Domenico Zarrelli presentava alle mani alcuni segni: lui sostenne di esserseli procurati perché, qualche giorno prima della strage (il 27 ottobre), era caduto sull'asfalto mentre spingeva la propria auto in panne, lungo un tragitto in città che presentava un selciato un po’ particolare, tra via Forìa e via Cirillo (nel 1978 fu fatta dalla polizia anche una simulazione-ricostruzione dell'episodio nello stesso luogo e con la Lancia Flaminia di Domenico Zarrelli). Gli investigatori invece si convinsero che tali segni fossero stati prodotti da un morso del cagnolino Dick, soffocato dall'assassino di via Caravaggio assieme ai suoi padroni. I periti nominati dal magistrato (coordinati dal professor Pietro Zangani, medico legale, consulente della Procura di Napoli) analizzarono scrupolosamente le mani del sospettato e alla fine dettero ragione a Zarrelli. Ma gli inquirenti non vollero prendere in considerazione il parere dei loro stessi periti.
Per spiegare una presenza di Domenico Zarrelli all'interno dell'appartamento di via Caravaggio fino alle 5 del mattino e far collimare il tutto con la dichiarazione del sarto Laudicino, gli inquirenti sostennero che il sospettato si era recato due volte nel luogo del triplice delitto: il 30-31 ottobre ne era uscito all'1:30, il 31 ottobre-1 novembre alle 5. A fornire una testimonianza che aiutò in questo senso gli investigatori fu (nel maggio del '76) un vigile urbano, Franco Arfè (residente in via Caravaggio 73, di fronte al palazzo della strage. Oggi deceduto; n.d.r.). Arfè riferì che la notte del 31 ottobre-1 novembre, rientrando a casa tra le 2:30 e le 3:00 del mattino da una partita a carte giocata tra amici, notò al quarto piano di via Caravaggio 78 una luce accesa in una stanza (quella della camera da letto personale di Angela Santangelo; n.d.r.) e la serrada di questa stanza alzata per un terzo.

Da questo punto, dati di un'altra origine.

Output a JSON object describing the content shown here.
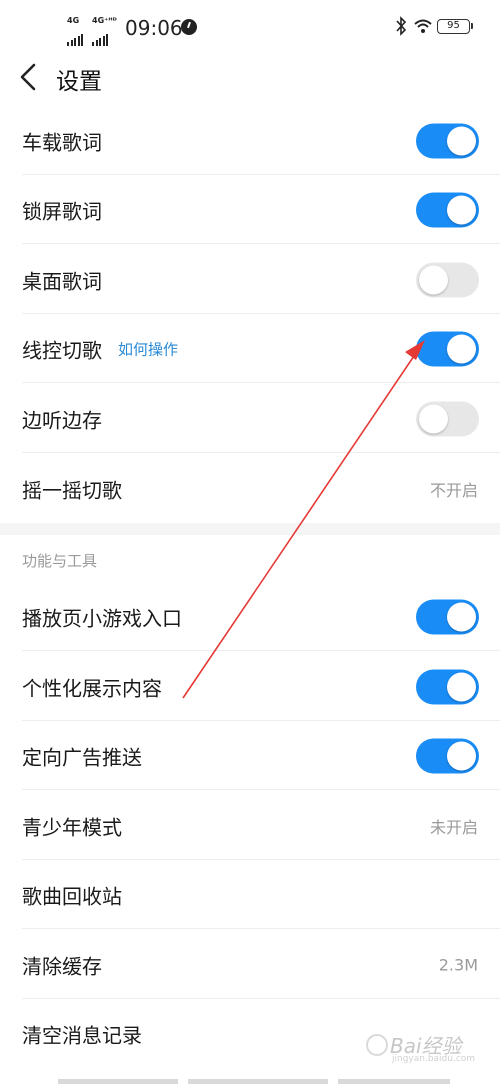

Affermò anche che durante l'estate del '75 aveva spesso notato Domenico Santangelo fermo sul balcone, intento a fumare una sigaretta con una vestaglia indosso. Ma il teste si rivelerà inattendibile: nella camera di Angela non c'era un lampadario in funzione ma solo una lampada su una abat-jour. La lampada non proiettava nella stanza una luce così forte da poter essere notata giù in strada perchè dinanzi alla finestra della camera di Angela c'era una tenda molto spessa ed inoltre, come fu accertato durante il sopralluogo tecnico dell'8 novembre 1975, la lampada era anche difettosa. Inoltre Domenico Santangelo non aveva vestaglie nel suo guardaroba e durante l'estate del '75 non si era mai affacciato al balcone fumando sigarette (come testimoniò l'ufficiale turco della Nato Ayhan Orzbek, vicino di casa e di balcone dei Santangelo dal giugno '75. Durante quell'estate, infatti, l'Orzbek passò molto tempo fuori al balcone di casa sua, confinante con quello dei Santangelo, e non vide mai affacciati nè il signor Domenico, nè sua moglie Gemma nè sua figlia Angela). In seguito si scoprì poi che il vigile urbano Franco Arfè aveva una brutta "fama" alle sue spalle: era responsabile di estorsione aggravata continuata ai danni di un commerciante (episodio per il quale era finito sotto processo).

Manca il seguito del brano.